Here are five questions based on these principles:
1. What would you have done differently? (differentiate, gaps)
You’re really asking “what doesn’t work?” But by personalizing it, you’re showing that you’re not defensive and empowering participants to have some control.
2. Pick one thing you don’t like. (reduce, gaps)
You’re simplifying the conversation by getting them to focus on one thing.
3. How do you think users will respond to…? (reduce, real)
Fill in the blank with a particularly controversial feature. Or, break the ice by asking about something obvious. “How do you think users will respond to the log-in form dominating the page?” You’re making the design real by asking participants to think about it in terms of a specific group of people. This works best if you’ve done some user research and have user profiles you can refer to.
4. What’s missing? (gaps)
You’re acknowledging that you’ve had to leave some stuff out, and that there may be a gap between their expectations and what they see.
5. Is there another product that does this better? (differentiate, real)
If you’re struggling to get participants to criticize the design, you can get them to identify a related product.
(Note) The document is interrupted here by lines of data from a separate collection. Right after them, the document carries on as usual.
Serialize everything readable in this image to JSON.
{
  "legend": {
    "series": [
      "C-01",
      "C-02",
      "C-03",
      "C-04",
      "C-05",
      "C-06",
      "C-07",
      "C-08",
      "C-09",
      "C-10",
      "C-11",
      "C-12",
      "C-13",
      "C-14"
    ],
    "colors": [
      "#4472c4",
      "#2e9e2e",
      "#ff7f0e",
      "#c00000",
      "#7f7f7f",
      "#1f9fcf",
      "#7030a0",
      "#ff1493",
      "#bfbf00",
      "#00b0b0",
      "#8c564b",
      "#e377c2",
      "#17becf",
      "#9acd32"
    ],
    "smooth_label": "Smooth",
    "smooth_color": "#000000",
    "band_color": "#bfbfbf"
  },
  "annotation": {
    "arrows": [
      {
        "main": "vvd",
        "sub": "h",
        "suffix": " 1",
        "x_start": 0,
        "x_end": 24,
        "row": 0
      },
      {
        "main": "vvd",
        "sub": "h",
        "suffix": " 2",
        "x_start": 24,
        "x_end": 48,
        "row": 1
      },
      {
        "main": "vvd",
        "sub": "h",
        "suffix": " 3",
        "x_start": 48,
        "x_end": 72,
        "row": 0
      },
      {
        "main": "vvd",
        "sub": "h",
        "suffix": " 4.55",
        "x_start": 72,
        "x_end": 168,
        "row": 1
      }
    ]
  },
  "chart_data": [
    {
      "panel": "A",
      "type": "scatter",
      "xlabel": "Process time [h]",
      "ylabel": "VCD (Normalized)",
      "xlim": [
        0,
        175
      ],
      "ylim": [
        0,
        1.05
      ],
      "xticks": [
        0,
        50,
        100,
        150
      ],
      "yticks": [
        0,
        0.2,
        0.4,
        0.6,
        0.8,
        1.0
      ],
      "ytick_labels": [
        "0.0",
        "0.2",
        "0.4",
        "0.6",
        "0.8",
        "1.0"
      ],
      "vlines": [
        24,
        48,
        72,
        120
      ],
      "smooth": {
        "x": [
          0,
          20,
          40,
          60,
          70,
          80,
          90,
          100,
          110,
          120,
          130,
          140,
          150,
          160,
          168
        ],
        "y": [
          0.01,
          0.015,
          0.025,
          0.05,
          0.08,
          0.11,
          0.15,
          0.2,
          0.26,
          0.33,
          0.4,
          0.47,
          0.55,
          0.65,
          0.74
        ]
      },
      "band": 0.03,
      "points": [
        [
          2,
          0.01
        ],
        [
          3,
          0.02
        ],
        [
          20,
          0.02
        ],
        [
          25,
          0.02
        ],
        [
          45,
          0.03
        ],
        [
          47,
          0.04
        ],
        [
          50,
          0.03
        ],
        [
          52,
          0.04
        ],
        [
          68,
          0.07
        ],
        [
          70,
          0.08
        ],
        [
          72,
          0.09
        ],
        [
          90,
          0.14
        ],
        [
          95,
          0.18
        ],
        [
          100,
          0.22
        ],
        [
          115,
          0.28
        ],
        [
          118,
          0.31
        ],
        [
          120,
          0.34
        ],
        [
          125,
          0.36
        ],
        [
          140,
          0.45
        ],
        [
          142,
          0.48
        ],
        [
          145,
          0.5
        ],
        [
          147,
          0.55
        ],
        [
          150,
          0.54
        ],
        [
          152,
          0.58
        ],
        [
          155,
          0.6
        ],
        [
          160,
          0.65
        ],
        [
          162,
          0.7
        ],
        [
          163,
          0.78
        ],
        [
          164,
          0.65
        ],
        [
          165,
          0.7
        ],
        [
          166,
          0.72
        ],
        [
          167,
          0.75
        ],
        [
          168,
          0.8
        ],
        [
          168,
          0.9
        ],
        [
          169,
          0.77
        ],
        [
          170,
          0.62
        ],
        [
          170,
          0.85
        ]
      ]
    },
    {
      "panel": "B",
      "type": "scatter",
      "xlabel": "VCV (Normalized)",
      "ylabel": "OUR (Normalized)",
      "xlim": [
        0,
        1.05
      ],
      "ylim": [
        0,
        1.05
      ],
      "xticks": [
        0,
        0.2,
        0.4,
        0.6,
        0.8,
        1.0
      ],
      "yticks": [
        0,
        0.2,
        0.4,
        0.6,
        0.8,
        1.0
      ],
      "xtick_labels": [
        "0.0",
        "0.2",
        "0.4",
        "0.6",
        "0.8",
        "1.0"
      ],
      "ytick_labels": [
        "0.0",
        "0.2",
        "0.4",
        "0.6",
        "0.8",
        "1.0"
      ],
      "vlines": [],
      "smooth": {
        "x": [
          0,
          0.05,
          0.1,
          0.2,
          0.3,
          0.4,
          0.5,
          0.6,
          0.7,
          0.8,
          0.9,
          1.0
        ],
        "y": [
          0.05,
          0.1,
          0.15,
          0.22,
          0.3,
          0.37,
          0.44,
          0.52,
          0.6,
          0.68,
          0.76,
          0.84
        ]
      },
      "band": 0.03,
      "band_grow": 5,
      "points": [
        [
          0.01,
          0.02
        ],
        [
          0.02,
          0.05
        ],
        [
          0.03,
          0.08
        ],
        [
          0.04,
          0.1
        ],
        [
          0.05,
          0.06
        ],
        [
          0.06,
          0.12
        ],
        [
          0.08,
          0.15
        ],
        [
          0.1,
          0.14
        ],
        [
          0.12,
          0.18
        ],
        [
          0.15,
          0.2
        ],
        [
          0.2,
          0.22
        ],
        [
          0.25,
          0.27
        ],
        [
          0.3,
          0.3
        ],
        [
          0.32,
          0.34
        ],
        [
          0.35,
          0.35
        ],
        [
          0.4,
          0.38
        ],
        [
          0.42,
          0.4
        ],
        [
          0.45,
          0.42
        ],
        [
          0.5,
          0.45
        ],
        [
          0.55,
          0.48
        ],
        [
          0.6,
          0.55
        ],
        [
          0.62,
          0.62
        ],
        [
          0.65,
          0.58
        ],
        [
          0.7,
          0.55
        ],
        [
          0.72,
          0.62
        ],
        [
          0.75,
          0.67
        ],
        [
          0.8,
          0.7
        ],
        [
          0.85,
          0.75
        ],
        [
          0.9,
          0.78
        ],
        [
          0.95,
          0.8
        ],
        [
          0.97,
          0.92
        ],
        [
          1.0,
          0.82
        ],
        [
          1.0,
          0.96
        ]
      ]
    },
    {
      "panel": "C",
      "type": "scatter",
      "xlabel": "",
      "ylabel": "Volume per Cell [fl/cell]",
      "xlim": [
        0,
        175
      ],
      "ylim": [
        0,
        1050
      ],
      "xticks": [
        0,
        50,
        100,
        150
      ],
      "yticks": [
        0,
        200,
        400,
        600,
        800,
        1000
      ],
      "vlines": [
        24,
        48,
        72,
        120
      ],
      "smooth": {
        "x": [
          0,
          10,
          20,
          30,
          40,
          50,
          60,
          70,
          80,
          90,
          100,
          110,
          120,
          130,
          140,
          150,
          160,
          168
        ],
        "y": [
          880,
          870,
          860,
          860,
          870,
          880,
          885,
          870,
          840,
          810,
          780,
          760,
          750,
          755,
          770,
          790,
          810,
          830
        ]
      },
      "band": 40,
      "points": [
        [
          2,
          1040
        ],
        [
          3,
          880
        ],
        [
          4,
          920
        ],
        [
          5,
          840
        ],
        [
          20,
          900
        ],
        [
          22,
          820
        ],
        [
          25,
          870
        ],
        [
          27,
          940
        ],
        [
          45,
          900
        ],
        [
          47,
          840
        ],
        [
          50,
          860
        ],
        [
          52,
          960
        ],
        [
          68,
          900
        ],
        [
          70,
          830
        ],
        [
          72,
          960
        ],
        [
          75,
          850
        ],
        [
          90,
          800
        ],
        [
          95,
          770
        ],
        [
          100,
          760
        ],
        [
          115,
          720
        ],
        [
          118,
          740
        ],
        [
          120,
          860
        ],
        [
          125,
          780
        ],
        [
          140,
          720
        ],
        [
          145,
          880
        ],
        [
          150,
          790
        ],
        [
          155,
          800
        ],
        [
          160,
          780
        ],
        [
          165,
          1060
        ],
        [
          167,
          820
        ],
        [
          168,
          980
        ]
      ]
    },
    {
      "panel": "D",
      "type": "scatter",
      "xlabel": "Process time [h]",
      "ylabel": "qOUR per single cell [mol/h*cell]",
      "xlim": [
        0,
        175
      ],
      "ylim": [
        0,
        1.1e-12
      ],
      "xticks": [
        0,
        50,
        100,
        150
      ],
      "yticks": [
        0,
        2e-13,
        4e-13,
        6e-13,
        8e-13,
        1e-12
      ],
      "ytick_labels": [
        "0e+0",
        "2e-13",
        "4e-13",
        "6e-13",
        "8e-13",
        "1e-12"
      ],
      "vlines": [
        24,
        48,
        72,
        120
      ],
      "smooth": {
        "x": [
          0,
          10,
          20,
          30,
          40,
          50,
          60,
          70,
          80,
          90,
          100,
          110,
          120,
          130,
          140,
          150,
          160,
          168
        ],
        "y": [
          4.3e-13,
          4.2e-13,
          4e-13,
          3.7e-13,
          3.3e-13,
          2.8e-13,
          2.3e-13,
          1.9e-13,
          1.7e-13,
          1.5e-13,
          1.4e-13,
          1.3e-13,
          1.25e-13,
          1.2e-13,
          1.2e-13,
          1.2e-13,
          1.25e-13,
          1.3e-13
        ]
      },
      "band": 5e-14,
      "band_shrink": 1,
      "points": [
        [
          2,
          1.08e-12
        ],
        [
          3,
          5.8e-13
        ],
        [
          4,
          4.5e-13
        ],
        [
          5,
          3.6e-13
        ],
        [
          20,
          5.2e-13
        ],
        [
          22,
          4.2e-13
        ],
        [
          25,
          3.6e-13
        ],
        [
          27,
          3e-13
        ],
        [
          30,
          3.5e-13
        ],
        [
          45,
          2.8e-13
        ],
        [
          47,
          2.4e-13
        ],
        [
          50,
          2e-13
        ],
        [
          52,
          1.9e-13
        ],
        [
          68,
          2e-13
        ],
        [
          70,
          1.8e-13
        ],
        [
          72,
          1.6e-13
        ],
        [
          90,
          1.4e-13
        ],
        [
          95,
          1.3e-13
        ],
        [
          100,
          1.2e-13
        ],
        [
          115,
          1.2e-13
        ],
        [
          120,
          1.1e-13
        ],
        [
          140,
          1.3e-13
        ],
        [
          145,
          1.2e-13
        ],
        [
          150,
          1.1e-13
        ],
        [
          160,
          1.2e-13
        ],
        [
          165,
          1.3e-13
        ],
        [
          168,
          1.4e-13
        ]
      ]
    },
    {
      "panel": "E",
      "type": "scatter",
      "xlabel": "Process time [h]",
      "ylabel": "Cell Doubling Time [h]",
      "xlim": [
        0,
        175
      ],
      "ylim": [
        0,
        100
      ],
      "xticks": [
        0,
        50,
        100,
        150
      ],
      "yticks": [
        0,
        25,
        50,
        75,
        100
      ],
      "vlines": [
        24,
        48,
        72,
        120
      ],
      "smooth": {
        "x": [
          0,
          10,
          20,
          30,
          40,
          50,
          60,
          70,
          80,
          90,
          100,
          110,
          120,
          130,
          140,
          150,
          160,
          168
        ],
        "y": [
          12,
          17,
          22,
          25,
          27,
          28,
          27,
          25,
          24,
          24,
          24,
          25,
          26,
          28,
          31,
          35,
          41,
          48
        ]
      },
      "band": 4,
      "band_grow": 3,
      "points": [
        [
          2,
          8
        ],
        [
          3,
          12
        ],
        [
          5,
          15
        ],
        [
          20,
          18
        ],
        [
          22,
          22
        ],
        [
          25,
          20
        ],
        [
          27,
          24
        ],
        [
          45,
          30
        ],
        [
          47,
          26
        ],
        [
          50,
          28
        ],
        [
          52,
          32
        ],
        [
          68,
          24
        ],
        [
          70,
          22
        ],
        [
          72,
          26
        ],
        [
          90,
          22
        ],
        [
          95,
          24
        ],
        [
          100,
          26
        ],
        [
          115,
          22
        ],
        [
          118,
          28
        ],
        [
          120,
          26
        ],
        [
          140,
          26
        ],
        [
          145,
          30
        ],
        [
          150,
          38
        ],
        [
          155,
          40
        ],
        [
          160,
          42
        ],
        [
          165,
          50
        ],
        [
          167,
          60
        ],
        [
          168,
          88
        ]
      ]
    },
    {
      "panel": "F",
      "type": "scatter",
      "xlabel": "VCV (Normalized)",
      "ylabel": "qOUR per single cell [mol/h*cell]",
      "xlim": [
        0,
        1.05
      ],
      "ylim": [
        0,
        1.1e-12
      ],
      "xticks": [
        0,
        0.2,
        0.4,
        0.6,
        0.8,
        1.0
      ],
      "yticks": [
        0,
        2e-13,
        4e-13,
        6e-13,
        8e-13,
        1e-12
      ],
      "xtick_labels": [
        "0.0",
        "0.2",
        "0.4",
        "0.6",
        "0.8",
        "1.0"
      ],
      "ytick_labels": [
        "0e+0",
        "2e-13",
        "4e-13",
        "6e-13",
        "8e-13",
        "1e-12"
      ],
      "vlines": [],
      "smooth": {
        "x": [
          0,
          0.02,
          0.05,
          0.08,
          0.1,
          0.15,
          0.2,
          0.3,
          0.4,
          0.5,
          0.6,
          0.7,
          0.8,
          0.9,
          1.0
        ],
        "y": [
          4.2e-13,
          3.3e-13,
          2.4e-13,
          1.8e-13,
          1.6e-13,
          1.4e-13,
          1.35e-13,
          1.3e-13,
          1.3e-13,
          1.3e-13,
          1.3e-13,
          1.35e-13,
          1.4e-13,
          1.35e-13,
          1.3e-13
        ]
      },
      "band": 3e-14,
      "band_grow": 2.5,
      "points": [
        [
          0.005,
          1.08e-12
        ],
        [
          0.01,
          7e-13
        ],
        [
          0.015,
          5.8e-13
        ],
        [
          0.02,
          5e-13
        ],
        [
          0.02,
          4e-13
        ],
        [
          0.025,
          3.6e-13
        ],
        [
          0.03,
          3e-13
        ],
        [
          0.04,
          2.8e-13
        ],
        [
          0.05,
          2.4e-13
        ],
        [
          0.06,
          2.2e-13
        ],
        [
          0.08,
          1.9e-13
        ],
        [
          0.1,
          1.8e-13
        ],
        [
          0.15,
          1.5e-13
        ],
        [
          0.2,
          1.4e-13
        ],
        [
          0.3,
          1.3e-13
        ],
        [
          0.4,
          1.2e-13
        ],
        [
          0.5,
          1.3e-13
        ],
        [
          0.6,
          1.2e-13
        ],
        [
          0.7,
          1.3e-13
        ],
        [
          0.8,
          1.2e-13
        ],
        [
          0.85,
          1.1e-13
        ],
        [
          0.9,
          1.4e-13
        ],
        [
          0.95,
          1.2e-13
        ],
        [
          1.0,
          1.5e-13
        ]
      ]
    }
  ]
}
Through this comparison, you can surface the issues they have.
You can ask any questions you want, but don’t settle for silent assent. Use the four principles to come up with questions of your own.
Prepare your introduction
Even the best questions can’t guarantee great feedback. Designers must present the design in a way that invites feedback. Compare these two approaches to introducing a design:
The new structure for the intranet is based on three things. First, I used a two-dimensional structure: topics and content types. Second, I simplified those categories to a short but broad list to reduce maintenance. Third, I designed the interface to allow categories to ebb and flow, but keep certain important ones fixed.
Here are the new pages for the intranet, and they show the structure. The global navigation consists of content types. Topics appear throughout, usually in the main body of the page. You can swap out topics depending on what’s important to your organization at the moment.
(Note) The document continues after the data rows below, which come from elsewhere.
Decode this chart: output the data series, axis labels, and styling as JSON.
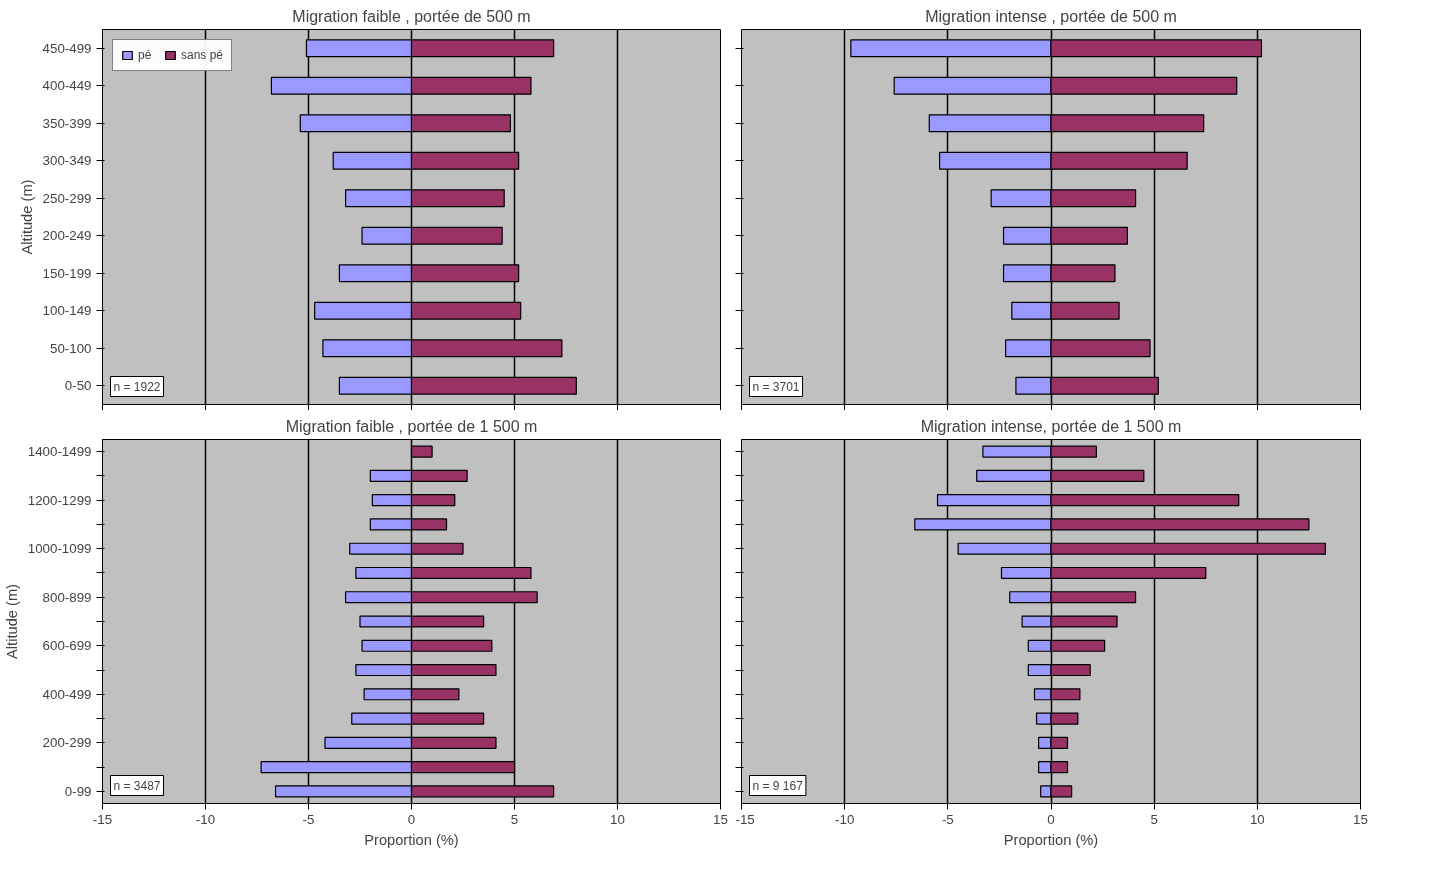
{
  "chart_data": [
    {
      "type": "bar",
      "orientation": "horizontal",
      "title": "Migration faible , portée de 500 m",
      "ylabel": "Altitude (m)",
      "categories": [
        "450-499",
        "400-449",
        "350-399",
        "300-349",
        "250-299",
        "200-249",
        "150-199",
        "100-149",
        "50-100",
        "0-50"
      ],
      "series": [
        {
          "name": "pé",
          "color": "#9999ff",
          "values": [
            -5.1,
            -6.8,
            -5.4,
            -3.8,
            -3.2,
            -2.4,
            -3.5,
            -4.7,
            -4.3,
            -3.5
          ]
        },
        {
          "name": "sans pé",
          "color": "#993366",
          "values": [
            6.9,
            5.8,
            4.8,
            5.2,
            4.5,
            4.4,
            5.2,
            5.3,
            7.3,
            8.0
          ]
        }
      ],
      "xlim": [
        -15,
        15
      ],
      "xticks": [
        -15,
        -10,
        -5,
        0,
        5,
        10,
        15
      ],
      "tick_labels": "y",
      "grid": "x",
      "legend": "top left",
      "stacked": true,
      "annotations": [
        "n = 1922"
      ]
    },
    {
      "type": "bar",
      "orientation": "horizontal",
      "title": "Migration intense , portée de 500 m",
      "categories": [
        null,
        null,
        null,
        null,
        null,
        null,
        null,
        null,
        null,
        null
      ],
      "series": [
        {
          "color": "#9999ff",
          "values": [
            -9.7,
            -7.6,
            -5.9,
            -5.4,
            -2.9,
            -2.3,
            -2.3,
            -1.9,
            -2.2,
            -1.7
          ]
        },
        {
          "color": "#993366",
          "values": [
            10.2,
            9.0,
            7.4,
            6.6,
            4.1,
            3.7,
            3.1,
            3.3,
            4.8,
            5.2
          ]
        }
      ],
      "xlim": [
        -15,
        15
      ],
      "xticks": [
        -15,
        -10,
        -5,
        0,
        5,
        10,
        15
      ],
      "tick_labels": false,
      "grid": "x",
      "stacked": true,
      "annotations": [
        "n = 3701"
      ]
    },
    {
      "type": "bar",
      "orientation": "horizontal",
      "title": "Migration faible , portée de 1 500 m",
      "ylabel": "Altitude (m)",
      "xlabel": "Proportion (%)",
      "categories": [
        "1400-1499",
        null,
        "1200-1299",
        null,
        "1000-1099",
        null,
        "800-899",
        null,
        "600-699",
        null,
        "400-499",
        null,
        "200-299",
        null,
        "0-99"
      ],
      "series": [
        {
          "color": "#9999ff",
          "values": [
            null,
            -2.0,
            -1.9,
            -2.0,
            -3.0,
            -2.7,
            -3.2,
            -2.5,
            -2.4,
            -2.7,
            -2.3,
            -2.9,
            -4.2,
            -7.3,
            -6.6
          ]
        },
        {
          "color": "#993366",
          "values": [
            1.0,
            2.7,
            2.1,
            1.7,
            2.5,
            5.8,
            6.1,
            3.5,
            3.9,
            4.1,
            2.3,
            3.5,
            4.1,
            5.0,
            6.9
          ]
        }
      ],
      "xlim": [
        -15,
        15
      ],
      "xticks": [
        -15,
        -10,
        -5,
        0,
        5,
        10,
        15
      ],
      "grid": "x",
      "stacked": true,
      "annotations": [
        "n = 3487"
      ]
    },
    {
      "type": "bar",
      "orientation": "horizontal",
      "title": "Migration intense, portée de 1 500 m",
      "xlabel": "Proportion (%)",
      "categories": [
        null,
        null,
        null,
        null,
        null,
        null,
        null,
        null,
        null,
        null,
        null,
        null,
        null,
        null,
        null
      ],
      "series": [
        {
          "color": "#9999ff",
          "values": [
            -3.3,
            -3.6,
            -5.5,
            -6.6,
            -4.5,
            -2.4,
            -2.0,
            -1.4,
            -1.1,
            -1.1,
            -0.8,
            -0.7,
            -0.6,
            -0.6,
            -0.5
          ]
        },
        {
          "color": "#993366",
          "values": [
            2.2,
            4.5,
            9.1,
            12.5,
            13.3,
            7.5,
            4.1,
            3.2,
            2.6,
            1.9,
            1.4,
            1.3,
            0.8,
            0.8,
            1.0
          ]
        }
      ],
      "xlim": [
        -15,
        15
      ],
      "xticks": [
        -15,
        -10,
        -5,
        0,
        5,
        10,
        15
      ],
      "tick_labels": "x",
      "grid": "x",
      "stacked": true,
      "annotations": [
        "n = 9 167"
      ]
    }
  ]
}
The first approach explicitly states the design decisions. The second approach addresses them, sure, but doesn’t differentiate them clearly. Confronted with the second approach, meeting participants may struggle to find something to respond to. In the first approach, the designer invites critique of three specific design decisions.
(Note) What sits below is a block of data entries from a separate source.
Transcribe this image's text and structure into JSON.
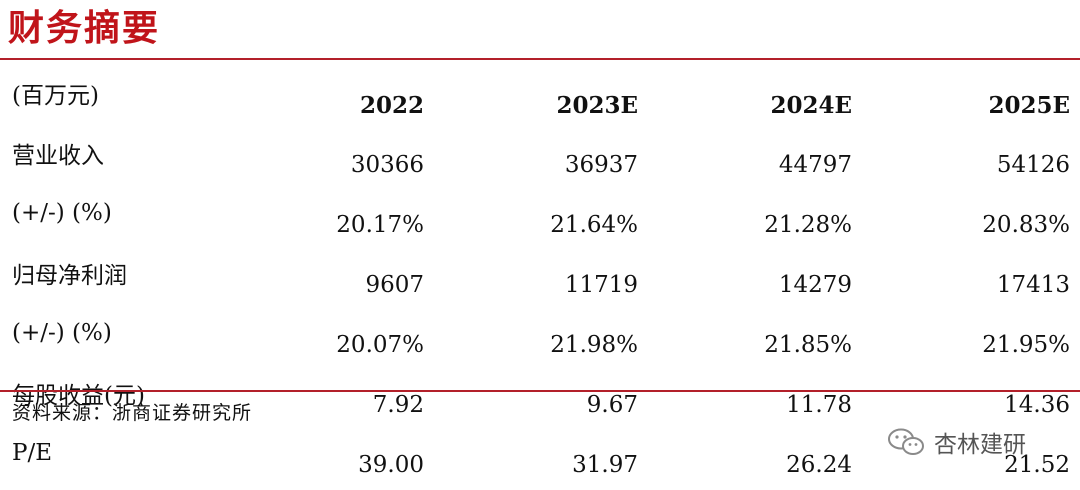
{
  "page": {
    "title": "财务摘要",
    "source": "资料来源：浙商证券研究所",
    "watermark": "杏林建研"
  },
  "table": {
    "header": [
      "(百万元)",
      "2022",
      "2023E",
      "2024E",
      "2025E"
    ],
    "rows": [
      {
        "label": "营业收入",
        "values": [
          "30366",
          "36937",
          "44797",
          "54126"
        ]
      },
      {
        "label": "(+/-) (%)",
        "values": [
          "20.17%",
          "21.64%",
          "21.28%",
          "20.83%"
        ]
      },
      {
        "label": "归母净利润",
        "values": [
          "9607",
          "11719",
          "14279",
          "17413"
        ]
      },
      {
        "label": "(+/-) (%)",
        "values": [
          "20.07%",
          "21.98%",
          "21.85%",
          "21.95%"
        ]
      },
      {
        "label": "每股收益(元)",
        "values": [
          "7.92",
          "9.67",
          "11.78",
          "14.36"
        ]
      },
      {
        "label": "P/E",
        "values": [
          "39.00",
          "31.97",
          "26.24",
          "21.52"
        ]
      }
    ]
  },
  "colors": {
    "title": "#c0141a",
    "rule": "#b3202a"
  },
  "icons": {
    "watermark": "wechat-icon"
  }
}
Good feedback depends on knowing what to respond to. This is more than just asking “What do you think about X?” It’s showing your work, explaining how you arrived at X, such that people providing feedback can zero-in on its parts. This framework provides a vocabulary for the entire conversation. After hearing some feedback from participants, the designer might summarize what she heard:
You said you’re not sure where the flexible schedule policy would go, right? Remember I said I used a two-dimensional structure? There’s a “policies” content type, that’s the first dimension. Flexible schedule is part of the HR topic, under scheduling. That’s the second dimension. HR topics will be fixed in the design, so users will always be able to find that information on those pages. Do you think that will be a problem for employees?
Position the conversation
Besides questions and preparation, the last ingredient for better design reviews is attitude. I sit in design reviews all the time where designers get to the end of their presentation and behave as if they’ve accomplished the meeting objective. They see the presentation as the most important part of the conversation, not the subsequent discussion. Sometimes, they take up the entire meeting time describing the design without allowing time for discussion.
Designers must instead set the tone at the beginning of a meeting and during the presentation that they’ll be interested in feedback. A slight shift in attitude can set a different tone, and encourage designers to prepare equally for the design presentation and the ensuing feedback.